Case closed: no runoff for SGA executive ticket

Gold and Blue vice-president-elect David Almansa (left) and president-elect Francesca Casanova (right). | From Blue and Gold FIU Instagram

Elise Catrion Gregg | Editor-in-Chief

After several days of waiting, the student government judicial branch has finally handed down an opinion on the highly-contested results of the 2024-25 election. 

In a seven-page opinion, justices interpreted the difference between the constitution and the statutes, ultimately deciding to keep the statutes, recommending some new definitions, but in this case deferring to the Constitution’s rules. 

Ultimately, it would mean no runoff for the executive ticket.

The Gold and Blue party originally won, with Francesca Casanova for president and David Almansa as her vice president.

PantherNOW reached out to Casanova via Instagram for comment.

“We are grateful that the justices worked hard to provide a clear and timely response to this issue,” Casanova wrote in response. “Our team is looking forward to the next steps and ready to work hard for the student body, together.”

PantherNOW also reached out via text to Casanova’s opponent, Santana Way of the Future is You party.

“I’m a little unhappy with the results,” said Way to PantherNOW during a phone call.

Casanova and Almansa won by a scant four votes. Under FIU SGA Statute 6009.2, the election could have fallen within the margin necessary for a run-off – candidates would need to meet a threshold of 52% to win the general election. 

The constitution states that a simple plurality is needed for the general elections, creating a discrepancy between the two rules (10.01.1). 

The Future is You party filed a writ of interpretation on March 8, asking the justices to determine whether a runoff would be appropriate given the two seemingly conflicting laws. 

The writ asks the court to “decide the validity between the two codes to determine the possible upcoming procedures regarding this election cycle” and urgently requests “that the court also order the Elections Board to hold this runoff election.” 

According to the opinion from justices, the main question was not which rule was correct, but when “to use runoff election procedure in relation to the 52% threshold of presidential tickets in SGAS 6009.2 versus the decision by plurality vote in SGAC 10.01.1.”

If justices had upheld the statute, a runoff would have been held, but repealing the statute – even partially – would totally remove runoff rules in the event of a future election with multiple candidates and threshold is needed even with plurality rules.  

Justices ultimately held that the Constitution had to be upheld for voting on plurality.

“The contradiction between the Constitution is settled by leaving both the Constitution and Statutes as is but including new definitions and statutes to be considered,” the opinion reads.”The Court cannot order the Elections Board to hold a runoff as plurality even with a 4-vote difference in a two-candidate race is what wins a general election.” 

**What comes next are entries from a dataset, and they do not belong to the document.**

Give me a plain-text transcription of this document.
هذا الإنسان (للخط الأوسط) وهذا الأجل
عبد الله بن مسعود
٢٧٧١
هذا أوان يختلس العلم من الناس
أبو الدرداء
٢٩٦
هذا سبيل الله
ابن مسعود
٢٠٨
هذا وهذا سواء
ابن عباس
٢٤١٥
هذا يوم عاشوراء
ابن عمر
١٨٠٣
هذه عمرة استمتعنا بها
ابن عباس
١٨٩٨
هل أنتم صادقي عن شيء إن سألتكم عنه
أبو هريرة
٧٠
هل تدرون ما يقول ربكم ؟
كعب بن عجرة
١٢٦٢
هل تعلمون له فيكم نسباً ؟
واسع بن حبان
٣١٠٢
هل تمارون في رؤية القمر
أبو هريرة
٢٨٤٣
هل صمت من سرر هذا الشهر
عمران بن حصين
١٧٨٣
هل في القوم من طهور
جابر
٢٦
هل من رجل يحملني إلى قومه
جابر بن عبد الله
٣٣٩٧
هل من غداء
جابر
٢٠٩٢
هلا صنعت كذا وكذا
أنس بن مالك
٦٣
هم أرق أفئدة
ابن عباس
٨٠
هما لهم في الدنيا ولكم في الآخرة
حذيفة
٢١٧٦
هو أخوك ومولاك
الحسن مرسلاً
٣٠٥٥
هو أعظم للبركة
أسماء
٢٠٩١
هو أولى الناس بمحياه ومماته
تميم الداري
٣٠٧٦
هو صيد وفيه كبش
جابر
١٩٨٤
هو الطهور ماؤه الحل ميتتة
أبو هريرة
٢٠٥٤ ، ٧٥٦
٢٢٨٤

Their rationale was that though the documents were written “in tandem” with the Constitution, the Constitution remains the “supreme law within FIU SGA.” 

The opinion includes several recommended definitions to be added to the statutes for the future though, as well as a suggested new rule for a minimum threshold. 

“The addition of Section 6009.3 now incorporates the minimum threshold of 50% + 1 majority for the sake of a two-candidate race,” the opinion reads. 

“This is because the 52% threshold is still seen as a maximum threshold so that when there are more than three candidates, the vote count is increasingly assured compared to a two-candidate race to avoid the likely common occurrence of a runoff thanks to how additional candidates can change the odds in necessary votes to win an election.”

As such, Gold and Blue party is the current official winner with Casanova and Almansa officially set to take office early May.

According to current SGA president Alexander Sutton, it’s the first time in the history of political parties at SGA that the ruling party has lost the election.